Op het internationale platform Drawing The Times kunnen makers van stripjournalistiek hun cartoons, stripreportages en infographics plaatsen. De site heeft tot doel het belang van de beeldtaal voor expressie en communicatie uit te dragen. Nederlandse auteurs die betrokken zijn bij het project zijn Merel Barends, Aart Taminiau, Jan-Willen Spakman, Jip Brantjes, Milou van Montfoort, Jules Calis, Margreet de Heer, Floor de Goede, Anne Stalinski en Bas van der Schot.


'Jacco', de strip van Alex Wesselink voor de iPad.

De opkomst van smartphones, tablets en social media biedt ook de stripmarkt nieuwe kansen op het gebied van online communicatie. Alex Wesselink ontwikkelt in 2011 speciaal voor de iPad de strip 'Jacco'. Het verhaal over een rampzalige stage bij een Amsterdams taxibedrijf kan met een speciale app uit de iTunes Store worden aangeschaft. Naast de strip ontwikkelde Wesselink ook eigenhandig de app, waarmee van pagina naar pagina kan worden geswipet, ingezoomd en achtergrondinformatie worden bekeken. Pascal Oost biedt een jaar later ook zijn 'Harold Hops' verhaal 'Epoque' aan via iTunes, waar ook krantenstrips als 'F.C. Knudde' (Toon van Driel), 'Elsje' (Valkema en Hercules) en 'De Rode Kater' (Studio Jan Kruis) ook via een app te lezen zijn.

De drie edities van de Stripkrant van de BNS, evenals de jeugdbladen Donald Duck en Tina zijn eveneens op de tablet te lezen. Animator John Croezen en Stripwinkel.nl uit Groningen zijn de initiatiefnemers van Kwynk, het eerste digitale stripblad in Nederland, waarvan tussen 2010 en 2013 zes nummers verschijnen. De titelstrip is een nieuwe productie van de gepensioneerde Jan Kruis over een multiculturele familie. De overeenkomsten met 'Jan, Jans en de Kinderen' zullen de oplettende lezer echter niet ontgaan. Verder bevat Kwynk oud én nieuw materiaal van Jan van der Voo, Martin Lodewijk, Andrea Kruis, Jeroen Steehouwer, Gerard Leever, Minck Oosterveer en Roelof Wijtsma. Vooral het oude jaren '50 werk van Jan Kruis uit Olidin wordt met Kwynk aan de vergetelheid ontrukt.


De strip 'Pim' van Rob van Barneveld staat op de Stroke-site, en verschijnt ook in album bij Syndikaat.

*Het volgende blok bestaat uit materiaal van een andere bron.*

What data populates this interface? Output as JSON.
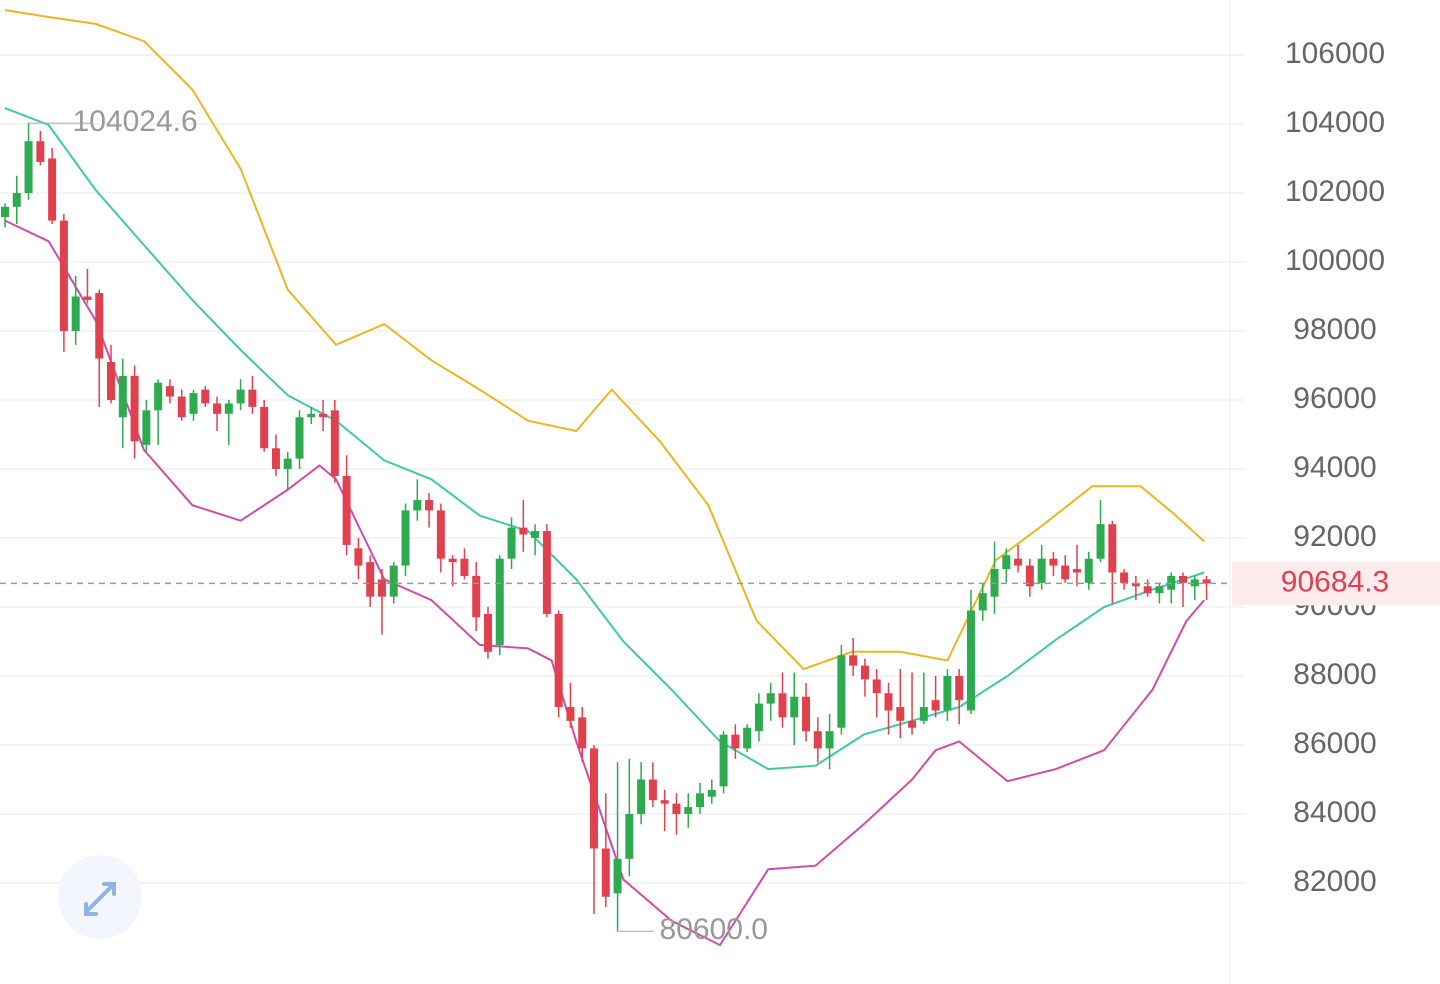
{
  "chart_data": {
    "type": "candlestick",
    "ylim": [
      79072,
      107594
    ],
    "yticks": [
      82000,
      84000,
      86000,
      88000,
      90000,
      92000,
      94000,
      96000,
      98000,
      100000,
      102000,
      104000,
      106000
    ],
    "grid": true,
    "up_color": "#2eaa4f",
    "down_color": "#e0414f",
    "candles": [
      [
        101300,
        101700,
        101000,
        101600
      ],
      [
        101600,
        102500,
        101100,
        102000
      ],
      [
        102000,
        104024.6,
        101800,
        103500
      ],
      [
        103500,
        103800,
        102800,
        102900
      ],
      [
        103000,
        103300,
        101100,
        101200
      ],
      [
        101200,
        101400,
        97400,
        98000
      ],
      [
        98000,
        99600,
        97600,
        99000
      ],
      [
        99000,
        99800,
        98800,
        98900
      ],
      [
        99100,
        99200,
        95800,
        97200
      ],
      [
        97100,
        97600,
        95900,
        96000
      ],
      [
        95500,
        97200,
        94600,
        96700
      ],
      [
        96700,
        97000,
        94300,
        94800
      ],
      [
        94700,
        96000,
        94500,
        95700
      ],
      [
        95700,
        96600,
        94700,
        96500
      ],
      [
        96400,
        96600,
        95900,
        96100
      ],
      [
        96100,
        96300,
        95400,
        95500
      ],
      [
        95600,
        96300,
        95400,
        96200
      ],
      [
        96300,
        96400,
        95800,
        95900
      ],
      [
        95900,
        96100,
        95100,
        95600
      ],
      [
        95600,
        96000,
        94700,
        95900
      ],
      [
        95900,
        96600,
        95700,
        96300
      ],
      [
        96300,
        96700,
        95600,
        95800
      ],
      [
        95800,
        96000,
        94500,
        94600
      ],
      [
        94600,
        95000,
        93800,
        94000
      ],
      [
        94000,
        94500,
        93400,
        94300
      ],
      [
        94300,
        95700,
        94000,
        95500
      ],
      [
        95500,
        95800,
        95300,
        95600
      ],
      [
        95600,
        96000,
        95100,
        95500
      ],
      [
        95700,
        96000,
        93600,
        93800
      ],
      [
        93800,
        94400,
        91500,
        91800
      ],
      [
        91700,
        92000,
        90800,
        91200
      ],
      [
        91300,
        91500,
        90000,
        90300
      ],
      [
        90800,
        91100,
        89200,
        90300
      ],
      [
        90300,
        91300,
        90100,
        91200
      ],
      [
        91200,
        93000,
        90900,
        92800
      ],
      [
        92800,
        93700,
        92500,
        93100
      ],
      [
        93100,
        93300,
        92300,
        92800
      ],
      [
        92800,
        93000,
        91000,
        91400
      ],
      [
        91400,
        91500,
        90600,
        91300
      ],
      [
        91400,
        91700,
        90800,
        90900
      ],
      [
        90900,
        91300,
        89300,
        89700
      ],
      [
        89800,
        90000,
        88500,
        88700
      ],
      [
        88900,
        91500,
        88600,
        91400
      ],
      [
        91400,
        92600,
        91100,
        92300
      ],
      [
        92300,
        93100,
        91600,
        92100
      ],
      [
        92000,
        92400,
        91500,
        92200
      ],
      [
        92200,
        92400,
        89700,
        89800
      ],
      [
        89800,
        89900,
        86800,
        87100
      ],
      [
        87100,
        87800,
        86500,
        86700
      ],
      [
        86800,
        87100,
        85500,
        85900
      ],
      [
        85900,
        86000,
        81100,
        83000
      ],
      [
        83000,
        84600,
        81300,
        81600
      ],
      [
        81700,
        85500,
        80600,
        82700
      ],
      [
        82700,
        85600,
        82200,
        84000
      ],
      [
        84000,
        85500,
        83700,
        85000
      ],
      [
        85000,
        85500,
        84200,
        84400
      ],
      [
        84400,
        84700,
        83500,
        84300
      ],
      [
        84300,
        84600,
        83400,
        84000
      ],
      [
        84000,
        84600,
        83600,
        84200
      ],
      [
        84200,
        84900,
        84000,
        84600
      ],
      [
        84500,
        85000,
        84300,
        84700
      ],
      [
        84800,
        86400,
        84600,
        86300
      ],
      [
        86300,
        86600,
        85600,
        85900
      ],
      [
        85900,
        86600,
        85800,
        86500
      ],
      [
        86400,
        87500,
        86100,
        87200
      ],
      [
        87200,
        87800,
        86700,
        87500
      ],
      [
        87500,
        88100,
        86500,
        86800
      ],
      [
        86800,
        88100,
        86000,
        87400
      ],
      [
        87400,
        87800,
        86100,
        86400
      ],
      [
        86400,
        86800,
        85500,
        85900
      ],
      [
        85900,
        86900,
        85300,
        86400
      ],
      [
        86500,
        88900,
        86300,
        88600
      ],
      [
        88600,
        89100,
        88000,
        88300
      ],
      [
        88300,
        88500,
        87400,
        87900
      ],
      [
        87900,
        88200,
        86800,
        87500
      ],
      [
        87500,
        87800,
        86300,
        87000
      ],
      [
        87100,
        88200,
        86200,
        86700
      ],
      [
        86700,
        88100,
        86300,
        86500
      ],
      [
        86700,
        88100,
        86600,
        87100
      ],
      [
        87300,
        88000,
        86800,
        87000
      ],
      [
        87000,
        88200,
        86700,
        88000
      ],
      [
        88000,
        88200,
        86600,
        87300
      ],
      [
        87000,
        90500,
        86900,
        89900
      ],
      [
        89900,
        90700,
        89600,
        90400
      ],
      [
        90300,
        91900,
        89800,
        91100
      ],
      [
        91100,
        91700,
        90700,
        91500
      ],
      [
        91400,
        91800,
        91000,
        91200
      ],
      [
        91200,
        91400,
        90300,
        90600
      ],
      [
        90700,
        91800,
        90500,
        91400
      ],
      [
        91400,
        91600,
        90900,
        91200
      ],
      [
        91200,
        91500,
        90700,
        90800
      ],
      [
        91100,
        91800,
        90600,
        91000
      ],
      [
        90700,
        91600,
        90500,
        91400
      ],
      [
        91400,
        93100,
        91300,
        92400
      ],
      [
        92400,
        92500,
        90100,
        91000
      ],
      [
        91000,
        91100,
        90500,
        90700
      ],
      [
        90700,
        90900,
        90200,
        90600
      ],
      [
        90600,
        90800,
        90300,
        90400
      ],
      [
        90400,
        90700,
        90100,
        90600
      ],
      [
        90500,
        91000,
        90100,
        90900
      ],
      [
        90900,
        91000,
        90000,
        90700
      ],
      [
        90600,
        90900,
        90200,
        90800
      ],
      [
        90800,
        90900,
        90200,
        90684.3
      ]
    ],
    "bands": [
      {
        "color": "#e8b820",
        "x": [
          0,
          3.7,
          7.7,
          11.8,
          15.9,
          20,
          24,
          28.1,
          32.2,
          36.2,
          40.3,
          44.4,
          48.5,
          51.5,
          55.6,
          59.7,
          63.8,
          67.8,
          71.9,
          76,
          80,
          84.1,
          88.2,
          92.3,
          96.4,
          99.4,
          101.8
        ],
        "values": [
          107300,
          107100,
          106900,
          106400,
          105000,
          102700,
          99200,
          97600,
          98200,
          97150,
          96300,
          95400,
          95100,
          96300,
          94800,
          92950,
          89600,
          88200,
          88700,
          88700,
          88450,
          91350,
          92400,
          93500,
          93500,
          92650,
          91900
        ]
      },
      {
        "color": "#3ec9a7",
        "x": [
          0,
          3.7,
          7.7,
          11.8,
          15.9,
          20,
          24,
          28.1,
          32.2,
          36.2,
          40.3,
          44.4,
          48.5,
          52.5,
          56.6,
          60.7,
          64.8,
          68.8,
          72.9,
          77,
          81,
          85.1,
          89.2,
          93.3,
          97.4,
          101.8
        ],
        "values": [
          104460,
          103970,
          102085,
          100490,
          98900,
          97450,
          96140,
          95400,
          94250,
          93700,
          92650,
          92200,
          90800,
          89000,
          87600,
          86100,
          85300,
          85400,
          86300,
          86700,
          87100,
          88000,
          89050,
          90000,
          90500,
          91000
        ]
      },
      {
        "color": "#d44aa8",
        "x": [
          0,
          3.7,
          7.7,
          11.8,
          15.9,
          20,
          24,
          26.7,
          28.1,
          32.2,
          36.2,
          40.3,
          44.4,
          46.4,
          48.5,
          52.5,
          56.6,
          60.7,
          64.8,
          68.8,
          72.9,
          77,
          79,
          81,
          85.1,
          89.2,
          93.3,
          97.4,
          100.3,
          101.8
        ],
        "values": [
          101200,
          100600,
          98300,
          94550,
          92950,
          92500,
          93400,
          94100,
          93700,
          90800,
          90200,
          88900,
          88800,
          88450,
          86100,
          82100,
          80900,
          80200,
          82400,
          82500,
          83700,
          85000,
          85850,
          86100,
          84950,
          85300,
          85850,
          87600,
          89600,
          90200
        ]
      }
    ],
    "max_annotation": 104024.6,
    "min_annotation": {
      "value": 80600,
      "label": "80600.0"
    },
    "last_price": 90684.3
  }
}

Vanuit Vlaanderen komen in 2013 maar liefst twee digitale stripbladen. In dat jaar lanceert De Vlaamse Onafhankelijke Stripgilde onder leiding van kersverse voorzitter Peter Moerenhout twee tijdschriften die in pdf-formaat en rechtenvrij aangekocht kunnen worden. Stroke was het tijdschrift voor volwassenen, onder redactie van Moerenhout, en Strike dat voor het hele gezin, onder redactie van Marcel Rouffa. De tijdschriften verschijnen ieder tweewekelijks. Een grote groep bekende en minder bekende Vlaamse stripmakers leveren materiaal, zoals Marc Legendre, Marcel Rouffa, Delphine Frantzen, Dieter Van der Ougstraete, Kristof Spaey, Kim Duchateau, Marc Verhaegen, Serge Baeken en Bart Proost.


'Cotton Candy Latté' van Lae Schäfer is ook te vinden op stroke-strips.be.

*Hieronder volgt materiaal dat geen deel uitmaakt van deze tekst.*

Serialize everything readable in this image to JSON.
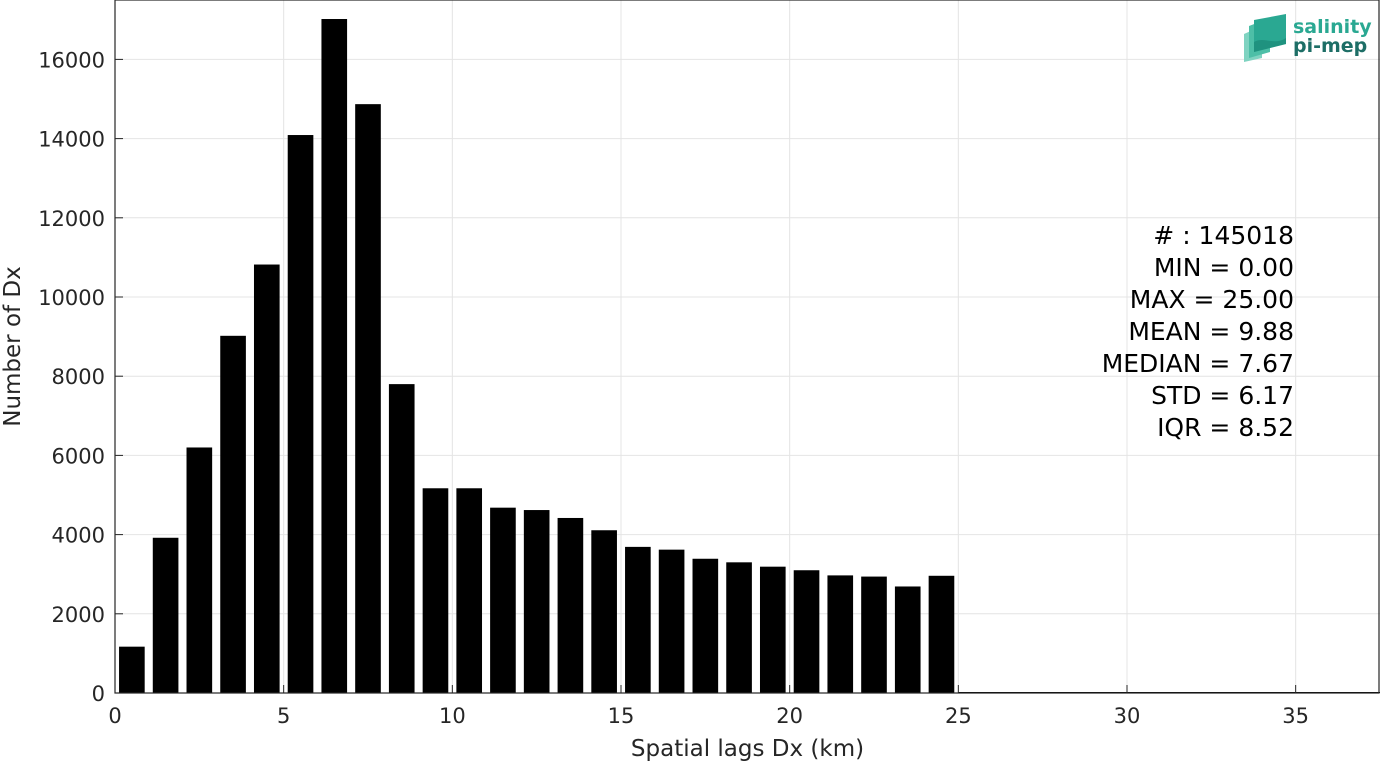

Net als bij Moerenhouts papieren tijdschrift Plots (2007-2010) staat ook bij Strike en Stroke de deur open voor Nederlands talent. Zo kunnen aan de toch al lange lijst van medewerkers worden toegevoegd: Jan van Doornspeek, Fred de Heij, Kenny Rubenis, André Slob (É), Bart Nijstad, Margreet de Heer, Joost van Gijzen, Saskia Waterman, Pim Bos, Jorg de Vos, Ranjit Dommisse, Dimitri Jansma, Gert-Jan van Oosten, Romano Molenaar, Aimée de Jongh, Michiel van de Pol, ckoe, Johan de Rooij, Joris de Jong, Karin Blaauwijkel, Abe Borst, Rob van Barneveld, Martien Bos, Charles Guthrie, Age Morris, Victor Zilverberg, Robert van Raffe, Lae Schäfer, Tommy A, Mattt Baaij, Wilbert van der Steen, Marc de Lobie, Manon Bijkerk, Marc van der Holst, Ype Driessen, Dace Sietina, Merel Moonen, Rutgher Coucke en Rob van Barneveld. Strike bleef helaas maar één jaargang bestaan. Wegens teleurstellende verkoopcijfers en de stopzetting van subsidies werd Stroke na de derde jaargang omgevormd tot een website met gratis content (zie www.stroke-strips.be).

Nina Omega by Nile Zegg
'Nina Omega' van Nile Zegg.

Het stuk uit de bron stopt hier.